Uber Looks to Raise Up to $9B In Initial Public Offering

NEW YORK (AP) – Ride-hailing giant Uber is aiming to raise $9 billion in its mammoth public stock offering that, while smaller than initially expected, still dwarfs most stock market debuts. The company expects to be valued at $80.5 billion to $91.5 billion, falling well below prior estimates that rose as high as $120 billion, in a sign that investors may be taking a more cautious approach to ride-hailing. Even so, Uber is on track for one of the largest IPOs in history.

Amazon to Bring 1-Day Delivery To Prime Members

NEW YORK (AP) – Two-day delivery is going out of style. Amazon, which hooked shoppers on getting just about anything delivered in two days, announced Thursday that it will soon promise one-day delivery for its Prime members on most items. Amazon hopes that cutting delivery times in half will make its $119-a-year Prime membership more worthwhile at a time when every other online store offers free deliveries in two days.

American Expects $350 Million Hit From Grounded Boeing Plane

DALLAS (AP) – American Airlines says the grounding of its Boeing Max jets will cost it $350 million this year. The airline says it needs to shift 700,000 passengers who were booked on Max flights. The CEO is confident that the FAA will approve the Boeing fix to the jet after two deadly crashes.

Ford: Justice Dept. Opens Probe Into Emissions Certification

DETROIT (AP) – Ford says the Justice Department has opened a criminal investigation into its U.S. emissions certification process. The automaker said in a regulatory filing that it’s fully cooperating with all government agencies.

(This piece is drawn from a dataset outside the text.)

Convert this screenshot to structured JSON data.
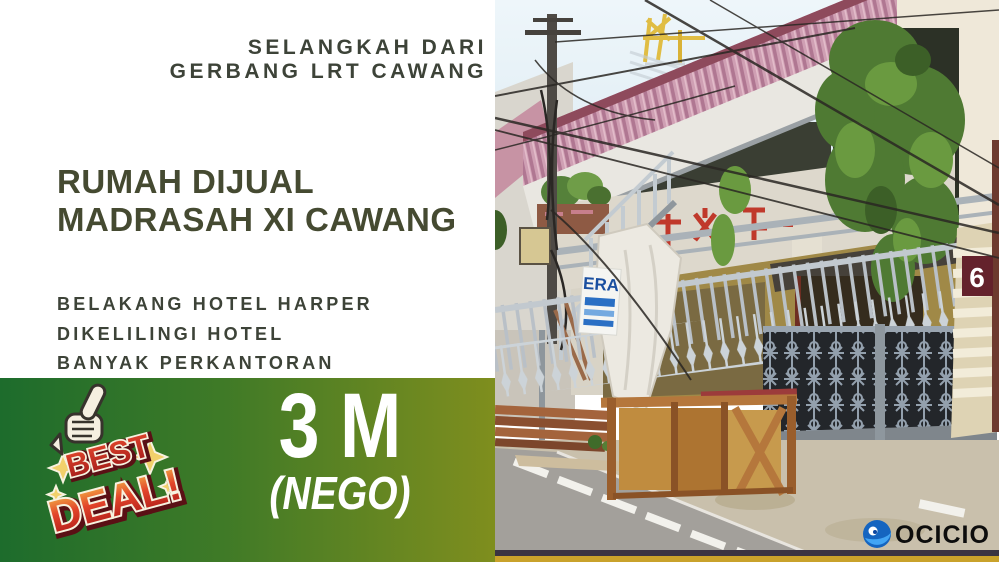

Another Sleeping Rocker Recalled After 5 Infant Deaths

NEW YORK (AP) – Another brand of sleeping rockers is being recalled, after five infants died in them over the past seven years. Kids II said Friday that it is recalling nearly 700,000 rocking sleepers that were sold since 2012 at Walmart, Target and Toys R Us for between $40 and $80. It comes just two weeks after Fisher-Price recalled about 4.7 million of its similar Rock ‘n Play sleepers in which more than 30 babies died over a decade. Consumers should stop using the sleeper immediately.

Work Messaging App Slack Takes Next Step for IPO

NEW YORK (AP) – Work messaging platform Slack is taking the next step in filing to go public, the latest in several highly anticipated tech IPOs. In a filing with the Securities and Exchange Commission Friday, Slack says it made $400 million in revenue in 2018 on a net loss of $138.9 million. In February, Slack filed a draft registration statement with the SEC. It plans to list its stock on the NYSE under the ticker “SK.”

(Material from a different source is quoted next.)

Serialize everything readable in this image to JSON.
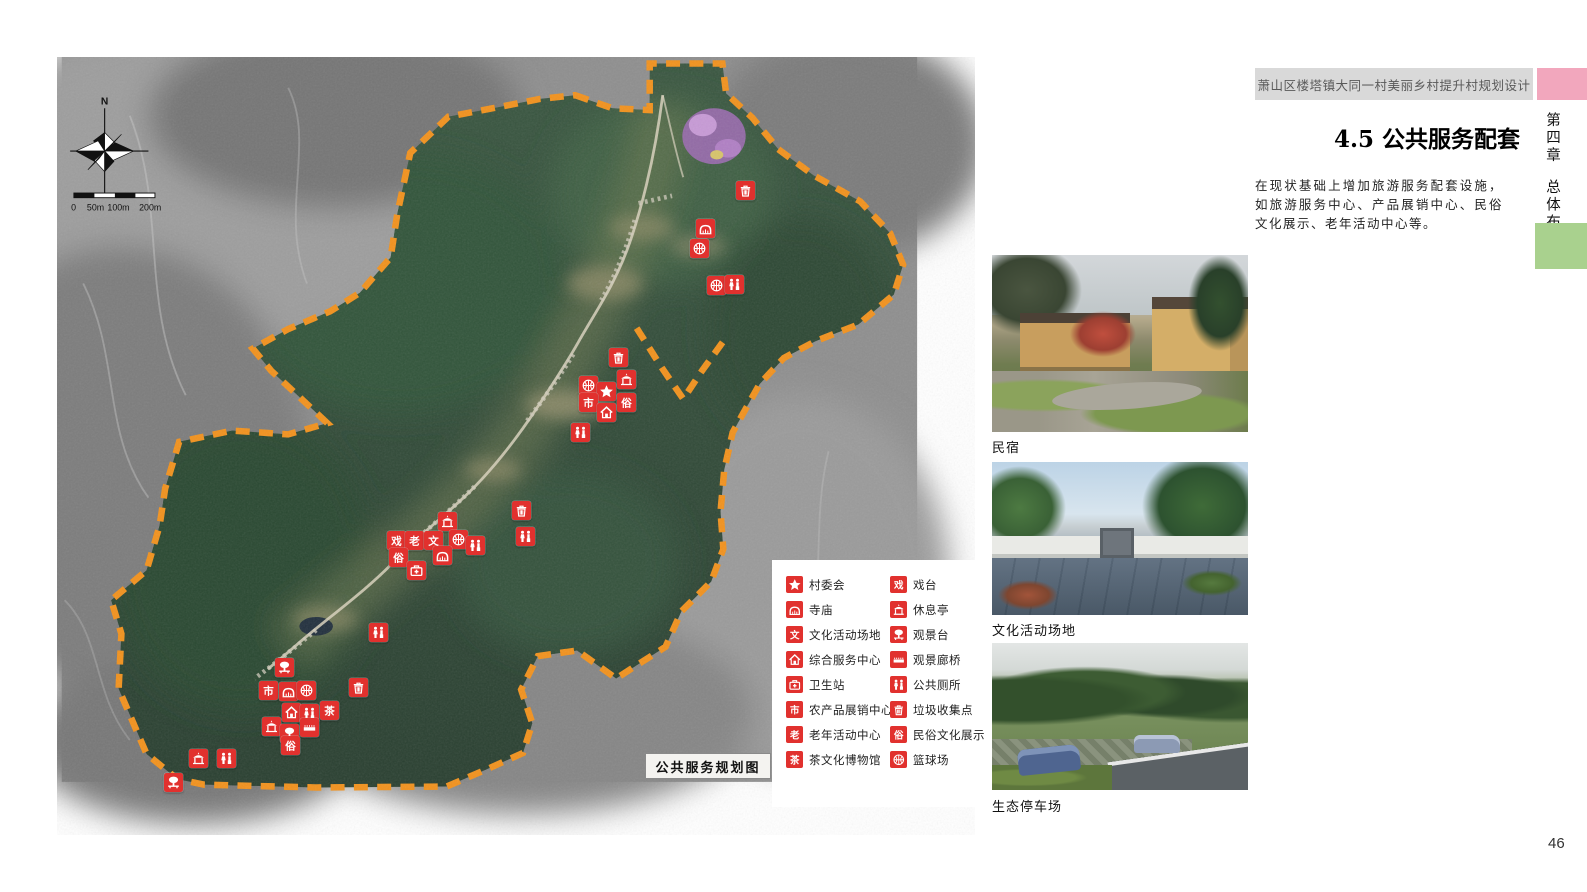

Xi: China Wants to Expand Sprawling Infrastructure Project

BEIJING (AP) – President Xi Jinping called for more countries to join China’s sprawling infrastructure-building initiative as other leaders expressed support Saturday for a project Washington worries is increasing Beijing’s strategic influence.

Xi spoke at a gathering of leaders to celebrate the multibillion-dollar Belt and Road Initiative. The upbeat tone of the two-day forum is a setback for the Trump administration.

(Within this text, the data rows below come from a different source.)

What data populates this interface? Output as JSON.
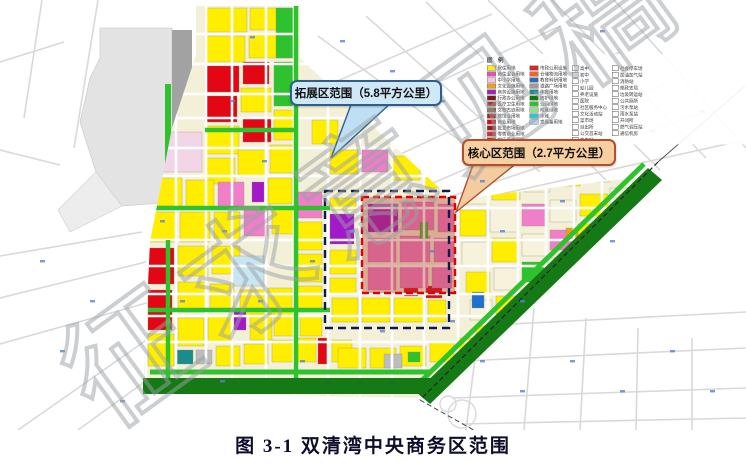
{
  "figure": {
    "caption": "图 3-1 双清湾中央商务区范围"
  },
  "callouts": {
    "expansion": {
      "label": "拓展区范围（5.8平方公里）",
      "area_km2": "5.8"
    },
    "core": {
      "label": "核心区范围（2.7平方公里）",
      "area_km2": "2.7"
    }
  },
  "watermark": {
    "text": "征求意见稿",
    "color": "#9aa0a6"
  },
  "legend": {
    "title": "图 例",
    "col1": [
      {
        "color": "#FFF200",
        "label": "居住用地"
      },
      {
        "color": "#E94FB0",
        "label": "商住混合用地"
      },
      {
        "color": "#F6C6DE",
        "label": "中小学用地"
      },
      {
        "color": "#F59B14",
        "label": "文化设施用地"
      },
      {
        "color": "#9B26B6",
        "label": "商务设施用地"
      },
      {
        "color": "#7A1A1A",
        "label": "行政办公用地"
      },
      {
        "color": "#A83232",
        "label": "医疗卫生用地"
      },
      {
        "color": "#8B5A2B",
        "label": "文物古迹用地"
      },
      {
        "color": "#B71C1C",
        "label": "旅馆业用地"
      },
      {
        "color": "#E30613",
        "label": "商业用地"
      },
      {
        "color": "#9E1B1B",
        "label": "批发市场用地"
      },
      {
        "color": "#D32F2F",
        "label": "零售商业用地"
      },
      {
        "color": "#C62828",
        "label": "娱乐康体用地"
      }
    ],
    "col2": [
      {
        "color": "#D42A2A",
        "label": "市政公用设施"
      },
      {
        "color": "#F26522",
        "label": "仓储物流用地"
      },
      {
        "color": "#2B6CB8",
        "label": "教育科研用地"
      },
      {
        "color": "#9C9C9C",
        "label": "道路广场用地"
      },
      {
        "color": "#1A8C8C",
        "label": "体育用地"
      },
      {
        "color": "#0E7A0E",
        "label": "防护绿地"
      },
      {
        "color": "#2EC22E",
        "label": "公园绿地"
      },
      {
        "color": "#8FE08F",
        "label": "附属绿地"
      },
      {
        "color": "#27C8C8",
        "label": "水域"
      },
      {
        "color": "#AFD8F2",
        "label": "发展备用地"
      }
    ],
    "col3": [
      "高中",
      "初中",
      "小学",
      "幼儿园",
      "养老设施",
      "医院",
      "社区服务中心",
      "文化活动站",
      "菜市场",
      "派出所",
      "公交首末站",
      "变电站"
    ],
    "col4": [
      "社会停车场",
      "加油加气站",
      "消防站",
      "邮政支局",
      "垃圾转运站",
      "公共厕所",
      "污水泵站",
      "雨水泵站",
      "开闭所",
      "燃气调压站",
      "通信机房"
    ]
  },
  "map": {
    "palette": {
      "Y": "#FFEE00",
      "R": "#E30613",
      "P": "#F07EC8",
      "LP": "#F3D5E8",
      "M": "#A318C9",
      "O": "#F59B14",
      "C": "#C8E6F0",
      "B": "#1F6FD0",
      "T": "#1A8C8C",
      "G": "#2EC22E",
      "DG": "#157A15",
      "K": "#BDBDBD",
      "CR": "#F6F2DC",
      "base": "#F4F0D8",
      "overlay": "#B03A2E",
      "navy": "#0B1B4A",
      "red_dash": "#E00000",
      "faint": "#d9d9d9",
      "tick": "#5B7FD4",
      "station": "#e3e3e3",
      "rail_strip": "#a2a2a2"
    },
    "planned_polygon": [
      [
        196,
        6
      ],
      [
        300,
        6
      ],
      [
        300,
        58
      ],
      [
        452,
        200
      ],
      [
        640,
        177
      ],
      [
        418,
        398
      ],
      [
        143,
        392
      ],
      [
        150,
        242
      ],
      [
        172,
        128
      ],
      [
        196,
        55
      ]
    ],
    "expansion_rect": [
      325,
      191,
      124,
      137
    ],
    "core_rect": [
      362,
      197,
      93,
      96
    ],
    "pointer_expansion": [
      [
        352,
        102
      ],
      [
        392,
        102
      ],
      [
        331,
        158
      ]
    ],
    "pointer_core": [
      [
        474,
        162
      ],
      [
        518,
        162
      ],
      [
        456,
        212
      ]
    ],
    "band_diagonal": [
      [
        648,
        168
      ],
      [
        662,
        180
      ],
      [
        430,
        404
      ],
      [
        416,
        392
      ]
    ],
    "band_bottom": [
      143,
      378,
      292,
      16
    ],
    "bright_edge_diag": [
      644,
      164,
      412,
      390
    ],
    "bright_edge_bottom": [
      150,
      372,
      430,
      372
    ],
    "railway": {
      "main": [
        658,
        162,
        420,
        400
      ],
      "ext_top": [
        658,
        162,
        745,
        86
      ],
      "ext_bottom": [
        420,
        400,
        545,
        470
      ]
    },
    "station_polygon": [
      [
        100,
        28
      ],
      [
        172,
        28
      ],
      [
        172,
        202
      ],
      [
        122,
        206
      ],
      [
        96,
        172
      ],
      [
        80,
        122
      ],
      [
        90,
        78
      ],
      [
        100,
        58
      ]
    ],
    "station_tail": [
      [
        96,
        172
      ],
      [
        122,
        206
      ],
      [
        70,
        232
      ],
      [
        58,
        210
      ]
    ],
    "station_rail_rect": [
      172,
      30,
      20,
      172
    ],
    "station_green_rect": [
      165,
      84,
      6,
      116
    ],
    "road_v_x": [
      146,
      176,
      206,
      232,
      266,
      294,
      328,
      360,
      392,
      424,
      458,
      488,
      518,
      546,
      574,
      602,
      630
    ],
    "road_h_y": [
      34,
      64,
      94,
      118,
      148,
      176,
      208,
      240,
      266,
      294,
      316,
      342
    ],
    "green_strips": [
      [
        296,
        6,
        296,
        390
      ],
      [
        168,
        240,
        168,
        390
      ],
      [
        205,
        130,
        298,
        130
      ],
      [
        148,
        208,
        330,
        208
      ],
      [
        148,
        310,
        330,
        310
      ]
    ],
    "parcels": [
      [
        205,
        8,
        42,
        24,
        "Y"
      ],
      [
        250,
        8,
        44,
        22,
        "Y"
      ],
      [
        205,
        36,
        40,
        26,
        "Y"
      ],
      [
        249,
        34,
        44,
        24,
        "Y"
      ],
      [
        276,
        8,
        18,
        50,
        "G"
      ],
      [
        205,
        66,
        34,
        26,
        "R"
      ],
      [
        243,
        62,
        26,
        22,
        "R"
      ],
      [
        205,
        96,
        32,
        26,
        "R"
      ],
      [
        241,
        88,
        30,
        24,
        "Y"
      ],
      [
        274,
        62,
        20,
        44,
        "G"
      ],
      [
        205,
        126,
        34,
        28,
        "Y"
      ],
      [
        243,
        118,
        28,
        24,
        "R"
      ],
      [
        274,
        110,
        22,
        30,
        "Y"
      ],
      [
        160,
        132,
        42,
        40,
        "LP"
      ],
      [
        205,
        158,
        30,
        26,
        "Y"
      ],
      [
        238,
        150,
        28,
        26,
        "Y"
      ],
      [
        270,
        145,
        26,
        28,
        "Y"
      ],
      [
        152,
        178,
        30,
        28,
        "Y"
      ],
      [
        186,
        180,
        28,
        28,
        "Y"
      ],
      [
        218,
        182,
        26,
        26,
        "P"
      ],
      [
        268,
        178,
        24,
        26,
        "Y"
      ],
      [
        252,
        182,
        12,
        20,
        "M"
      ],
      [
        148,
        212,
        28,
        30,
        "Y"
      ],
      [
        180,
        212,
        30,
        30,
        "Y"
      ],
      [
        214,
        212,
        26,
        28,
        "Y"
      ],
      [
        244,
        210,
        24,
        26,
        "P"
      ],
      [
        272,
        208,
        24,
        26,
        "Y"
      ],
      [
        148,
        248,
        26,
        36,
        "R"
      ],
      [
        148,
        290,
        24,
        40,
        "R"
      ],
      [
        178,
        246,
        30,
        30,
        "Y"
      ],
      [
        212,
        246,
        28,
        28,
        "Y"
      ],
      [
        232,
        256,
        32,
        30,
        "C"
      ],
      [
        178,
        282,
        28,
        30,
        "Y"
      ],
      [
        210,
        284,
        24,
        26,
        "Y"
      ],
      [
        240,
        290,
        26,
        26,
        "Y"
      ],
      [
        268,
        288,
        24,
        26,
        "Y"
      ],
      [
        148,
        334,
        26,
        32,
        "Y"
      ],
      [
        178,
        318,
        26,
        28,
        "Y"
      ],
      [
        208,
        316,
        24,
        26,
        "Y"
      ],
      [
        234,
        310,
        12,
        20,
        "M"
      ],
      [
        250,
        314,
        22,
        26,
        "Y"
      ],
      [
        274,
        312,
        22,
        24,
        "Y"
      ],
      [
        175,
        350,
        18,
        14,
        "T"
      ],
      [
        196,
        350,
        16,
        14,
        "K"
      ],
      [
        216,
        346,
        24,
        20,
        "Y"
      ],
      [
        244,
        344,
        24,
        20,
        "Y"
      ],
      [
        272,
        340,
        22,
        22,
        "Y"
      ],
      [
        298,
        338,
        18,
        24,
        "Y"
      ],
      [
        318,
        338,
        10,
        26,
        "R"
      ],
      [
        332,
        340,
        20,
        22,
        "Y"
      ],
      [
        298,
        192,
        24,
        26,
        "P"
      ],
      [
        298,
        222,
        24,
        28,
        "Y"
      ],
      [
        298,
        254,
        24,
        28,
        "Y"
      ],
      [
        298,
        286,
        24,
        26,
        "Y"
      ],
      [
        300,
        316,
        22,
        20,
        "Y"
      ],
      [
        312,
        120,
        26,
        24,
        "Y"
      ],
      [
        330,
        150,
        28,
        24,
        "Y"
      ],
      [
        362,
        150,
        26,
        22,
        "P"
      ],
      [
        392,
        156,
        28,
        24,
        "Y"
      ],
      [
        424,
        168,
        24,
        20,
        "Y"
      ],
      [
        330,
        198,
        26,
        12,
        "Y"
      ],
      [
        330,
        214,
        24,
        30,
        "M"
      ],
      [
        330,
        250,
        26,
        24,
        "Y"
      ],
      [
        330,
        278,
        26,
        16,
        "Y"
      ],
      [
        332,
        298,
        26,
        24,
        "Y"
      ],
      [
        362,
        298,
        28,
        24,
        "Y"
      ],
      [
        394,
        298,
        30,
        24,
        "Y"
      ],
      [
        426,
        286,
        16,
        12,
        "R"
      ],
      [
        428,
        300,
        18,
        22,
        "Y"
      ],
      [
        368,
        204,
        30,
        28,
        "M"
      ],
      [
        402,
        202,
        32,
        28,
        "P"
      ],
      [
        438,
        204,
        16,
        28,
        "P"
      ],
      [
        368,
        238,
        28,
        24,
        "P"
      ],
      [
        400,
        236,
        30,
        26,
        "P"
      ],
      [
        434,
        238,
        20,
        24,
        "P"
      ],
      [
        368,
        266,
        28,
        24,
        "P"
      ],
      [
        400,
        266,
        28,
        22,
        "P"
      ],
      [
        432,
        266,
        20,
        22,
        "P"
      ],
      [
        404,
        288,
        14,
        8,
        "R"
      ],
      [
        420,
        222,
        8,
        18,
        "G"
      ],
      [
        462,
        180,
        26,
        24,
        "CR"
      ],
      [
        492,
        176,
        28,
        24,
        "Y"
      ],
      [
        524,
        170,
        26,
        22,
        "CR"
      ],
      [
        554,
        166,
        26,
        20,
        "Y"
      ],
      [
        584,
        162,
        26,
        20,
        "CR"
      ],
      [
        612,
        158,
        26,
        18,
        "Y"
      ],
      [
        558,
        166,
        10,
        12,
        "R"
      ],
      [
        460,
        210,
        26,
        26,
        "Y"
      ],
      [
        490,
        208,
        28,
        24,
        "CR"
      ],
      [
        522,
        204,
        24,
        22,
        "P"
      ],
      [
        550,
        200,
        26,
        22,
        "CR"
      ],
      [
        580,
        194,
        28,
        22,
        "Y"
      ],
      [
        610,
        188,
        24,
        20,
        "CR"
      ],
      [
        462,
        242,
        26,
        24,
        "CR"
      ],
      [
        492,
        238,
        26,
        24,
        "Y"
      ],
      [
        522,
        234,
        24,
        22,
        "CR"
      ],
      [
        550,
        230,
        24,
        20,
        "P"
      ],
      [
        578,
        224,
        26,
        22,
        "Y"
      ],
      [
        606,
        218,
        22,
        20,
        "CR"
      ],
      [
        566,
        228,
        12,
        10,
        "O"
      ],
      [
        466,
        272,
        24,
        22,
        "Y"
      ],
      [
        494,
        268,
        24,
        22,
        "CR"
      ],
      [
        522,
        262,
        22,
        20,
        "G"
      ],
      [
        548,
        258,
        24,
        20,
        "CR"
      ],
      [
        574,
        252,
        24,
        20,
        "Y"
      ],
      [
        600,
        248,
        20,
        18,
        "CR"
      ],
      [
        470,
        300,
        22,
        20,
        "CR"
      ],
      [
        496,
        296,
        22,
        18,
        "Y"
      ],
      [
        522,
        290,
        20,
        18,
        "CR"
      ],
      [
        546,
        286,
        22,
        18,
        "Y"
      ],
      [
        472,
        292,
        12,
        16,
        "B"
      ],
      [
        476,
        326,
        20,
        16,
        "Y"
      ],
      [
        500,
        322,
        20,
        16,
        "CR"
      ],
      [
        524,
        316,
        18,
        14,
        "Y"
      ],
      [
        338,
        348,
        28,
        20,
        "Y"
      ],
      [
        370,
        348,
        26,
        20,
        "Y"
      ],
      [
        400,
        346,
        26,
        20,
        "Y"
      ],
      [
        430,
        342,
        24,
        20,
        "Y"
      ],
      [
        458,
        338,
        24,
        18,
        "Y"
      ],
      [
        486,
        332,
        22,
        18,
        "Y"
      ],
      [
        384,
        354,
        18,
        14,
        "K"
      ],
      [
        408,
        352,
        12,
        10,
        "G"
      ]
    ],
    "faint_roads": [
      [
        312,
        92,
        492,
        14
      ],
      [
        330,
        132,
        560,
        26
      ],
      [
        362,
        172,
        620,
        52
      ],
      [
        398,
        198,
        668,
        82
      ],
      [
        446,
        198,
        706,
        112
      ],
      [
        492,
        196,
        745,
        140
      ],
      [
        318,
        36,
        470,
        148
      ],
      [
        366,
        16,
        540,
        172
      ],
      [
        426,
        2,
        606,
        180
      ],
      [
        488,
        0,
        660,
        170
      ],
      [
        552,
        0,
        706,
        158
      ],
      [
        614,
        0,
        746,
        148
      ],
      [
        482,
        302,
        466,
        430
      ],
      [
        534,
        308,
        524,
        430
      ],
      [
        586,
        318,
        580,
        430
      ],
      [
        638,
        328,
        636,
        430
      ],
      [
        692,
        338,
        692,
        430
      ],
      [
        434,
        328,
        746,
        312
      ],
      [
        442,
        362,
        746,
        348
      ],
      [
        452,
        398,
        746,
        388
      ],
      [
        462,
        424,
        746,
        418
      ],
      [
        0,
        298,
        146,
        262
      ],
      [
        0,
        344,
        150,
        302
      ],
      [
        18,
        430,
        158,
        332
      ],
      [
        78,
        430,
        172,
        362
      ],
      [
        0,
        256,
        142,
        232
      ],
      [
        42,
        0,
        24,
        118
      ],
      [
        98,
        0,
        74,
        148
      ],
      [
        0,
        62,
        64,
        42
      ],
      [
        0,
        150,
        60,
        165
      ]
    ],
    "interchange_circles": [
      [
        448,
        404,
        8
      ],
      [
        462,
        414,
        14
      ]
    ],
    "blue_ticks": [
      [
        250,
        36
      ],
      [
        230,
        100
      ],
      [
        262,
        160
      ],
      [
        222,
        230
      ],
      [
        258,
        300
      ],
      [
        350,
        230
      ],
      [
        310,
        260
      ],
      [
        430,
        250
      ],
      [
        500,
        230
      ],
      [
        560,
        200
      ],
      [
        610,
        240
      ],
      [
        480,
        180
      ],
      [
        520,
        300
      ],
      [
        450,
        320
      ],
      [
        380,
        330
      ],
      [
        300,
        360
      ],
      [
        220,
        380
      ],
      [
        180,
        300
      ],
      [
        160,
        220
      ],
      [
        340,
        40
      ],
      [
        390,
        70
      ],
      [
        440,
        100
      ],
      [
        490,
        130
      ],
      [
        540,
        60
      ],
      [
        600,
        30
      ],
      [
        650,
        130
      ],
      [
        700,
        110
      ],
      [
        480,
        360
      ],
      [
        520,
        390
      ],
      [
        570,
        360
      ],
      [
        620,
        390
      ],
      [
        670,
        350
      ],
      [
        710,
        390
      ],
      [
        90,
        300
      ],
      [
        60,
        350
      ],
      [
        120,
        400
      ],
      [
        40,
        260
      ]
    ]
  }
}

French Protests Mark 24th Week Despite Macron’s Pledges

PARIS (AP) – Yellow vest protests are taking place in France’s main cities for the 24th consecutive week to challenge economic policies that President Emmanuel Macron stood by while unveiling measures intended to quell the anti-government movement.

Pilots Demand Better Training If Boeing Wants to Rebuild Trust in 737 Max

CHICAGO (Reuters) – American Airlines pilots have warned that Boeing Co’s draft training proposals for the troubled 737 MAX do not go far enough to address their concerns, according to written comments submitted to the U.S. Federal Aviation Administration and seen by Reuters.

The comments were made by the Allied Pilots Association (APA), which represents pilots at American Airlines Group Inc, the world’s largest airline and one of the biggest 737 MAX operators in the U.S.

Their support is important because Boeing has said pilots’ confidence in the 737 MAX will play a critical role in convincing the public that the aircraft is safe to fly again.